My friend and former colleague George Thomason, who has died aged 89, was Montague Burton professor of industrial relations at Cardiff University between 1969 and 1984.
He developed the subject with a series of academic textbooks and promoted the department to be a crucial part of the economic and social science faculty of the university. The department grew under his leadership and, with his encouragement of academic talent as well as an infectious sense of humour, he was well regarded by staff and students alike. He was a member of court and council of the university from 1974 to 2000.
George also served with distinction on several wages councils between 1967 and 1974, and was an arbitrator with Acas between 1967 and 2006, settling many industrial disputes, not least the bakers’ dispute of 1974 that made the front page of the Guardian. On being asked how he had solved such a significant dispute, he replied, “Well, I like bread.”
George was born at Outgate Inn, near Hawkshead, Lancashire. His mother, Eva, was a former domestic servant, and his father, George, had a smallholding. From Kelsick grammar school, George did national service in the army before going to Sheffield University.
His academic career included posts in University College, Swansea, Churchill College, Cambridge, and visiting professorships in Massey University, New Zealand, Lancaster University and the School of Public Administration, Dublin, as well as many appointments as external examiner to universities in the UK and abroad. He also served as chief examiner in industrial relations for the Institute of Personnel Management and Chartered Institute of Transport.
George was a precursor of an interdisciplinary approach to the study of industrial relations and management studies that has become so fashionable today. He anticipated many of the theoretical and methodological innovations that have occurred within the field by absorbing relevant elements of contemporary social science thinking into his research and writing. In this sense, his work embodied the intellectual openness and pluralism characteristic of his field.
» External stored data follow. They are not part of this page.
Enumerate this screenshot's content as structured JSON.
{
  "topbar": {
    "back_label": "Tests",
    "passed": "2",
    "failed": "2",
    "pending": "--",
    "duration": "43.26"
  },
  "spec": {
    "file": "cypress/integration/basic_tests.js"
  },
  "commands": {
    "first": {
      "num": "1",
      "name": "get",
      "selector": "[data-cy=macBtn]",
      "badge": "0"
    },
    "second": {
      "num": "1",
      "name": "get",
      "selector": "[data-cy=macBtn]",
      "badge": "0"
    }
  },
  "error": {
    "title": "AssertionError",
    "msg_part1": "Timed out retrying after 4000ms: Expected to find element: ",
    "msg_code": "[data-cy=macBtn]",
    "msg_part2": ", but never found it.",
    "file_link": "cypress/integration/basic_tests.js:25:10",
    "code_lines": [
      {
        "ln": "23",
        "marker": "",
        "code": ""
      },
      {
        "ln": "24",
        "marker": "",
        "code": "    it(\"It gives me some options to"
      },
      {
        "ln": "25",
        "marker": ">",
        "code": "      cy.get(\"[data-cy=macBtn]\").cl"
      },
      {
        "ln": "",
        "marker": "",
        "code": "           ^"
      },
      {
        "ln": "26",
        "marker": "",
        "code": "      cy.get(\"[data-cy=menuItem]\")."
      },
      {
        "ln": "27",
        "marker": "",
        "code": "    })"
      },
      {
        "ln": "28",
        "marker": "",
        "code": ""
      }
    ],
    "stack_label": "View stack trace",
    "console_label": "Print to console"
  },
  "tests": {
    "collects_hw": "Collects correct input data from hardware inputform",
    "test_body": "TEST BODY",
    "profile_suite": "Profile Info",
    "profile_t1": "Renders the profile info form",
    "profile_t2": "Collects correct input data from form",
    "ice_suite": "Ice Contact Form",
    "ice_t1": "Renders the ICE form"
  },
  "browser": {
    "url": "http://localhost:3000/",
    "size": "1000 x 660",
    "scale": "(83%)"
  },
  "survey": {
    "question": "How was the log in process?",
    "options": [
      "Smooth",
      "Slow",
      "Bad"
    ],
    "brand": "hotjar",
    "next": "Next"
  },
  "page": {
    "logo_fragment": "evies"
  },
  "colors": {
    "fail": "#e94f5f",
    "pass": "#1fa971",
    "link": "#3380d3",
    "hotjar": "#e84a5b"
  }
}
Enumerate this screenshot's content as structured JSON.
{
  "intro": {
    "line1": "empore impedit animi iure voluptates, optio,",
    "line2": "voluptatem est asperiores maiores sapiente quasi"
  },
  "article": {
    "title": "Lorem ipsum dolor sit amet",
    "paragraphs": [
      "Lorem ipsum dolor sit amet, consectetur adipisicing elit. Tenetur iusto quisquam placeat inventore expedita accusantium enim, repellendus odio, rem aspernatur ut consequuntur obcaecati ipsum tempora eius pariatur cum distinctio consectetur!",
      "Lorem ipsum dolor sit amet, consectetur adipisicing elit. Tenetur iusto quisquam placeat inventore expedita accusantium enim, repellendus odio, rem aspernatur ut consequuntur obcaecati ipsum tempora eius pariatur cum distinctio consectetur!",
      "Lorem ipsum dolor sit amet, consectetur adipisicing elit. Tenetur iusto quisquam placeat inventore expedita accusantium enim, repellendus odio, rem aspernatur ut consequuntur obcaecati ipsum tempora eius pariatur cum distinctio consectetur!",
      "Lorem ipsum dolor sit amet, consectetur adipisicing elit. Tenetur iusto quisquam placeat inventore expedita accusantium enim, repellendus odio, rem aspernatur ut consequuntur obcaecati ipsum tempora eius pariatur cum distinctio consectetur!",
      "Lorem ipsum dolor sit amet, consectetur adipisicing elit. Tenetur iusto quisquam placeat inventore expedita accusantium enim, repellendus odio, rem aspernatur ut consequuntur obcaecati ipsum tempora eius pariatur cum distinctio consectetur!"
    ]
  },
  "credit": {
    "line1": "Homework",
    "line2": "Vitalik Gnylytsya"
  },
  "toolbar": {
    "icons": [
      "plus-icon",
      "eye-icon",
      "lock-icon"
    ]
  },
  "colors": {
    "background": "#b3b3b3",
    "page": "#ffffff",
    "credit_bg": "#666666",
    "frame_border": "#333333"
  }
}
On the basis of his experience he was appointed to the doctors, dentists, nurses and midwives pay review bodies between 1979 and 1995. He remarked that it was like an old boys’ reunion as several of his former students presented evidence as general secretaries of professions allied to medicine. His academic and public service was recognised when he was appointed CBE in 1982.
He married Jean Horsley in 1953 and they had two children, Sian and Geraint. Sian died in 2012. George is survived by Jean, Geraint and three grandchildren, Megan, Samuel and Rebecca.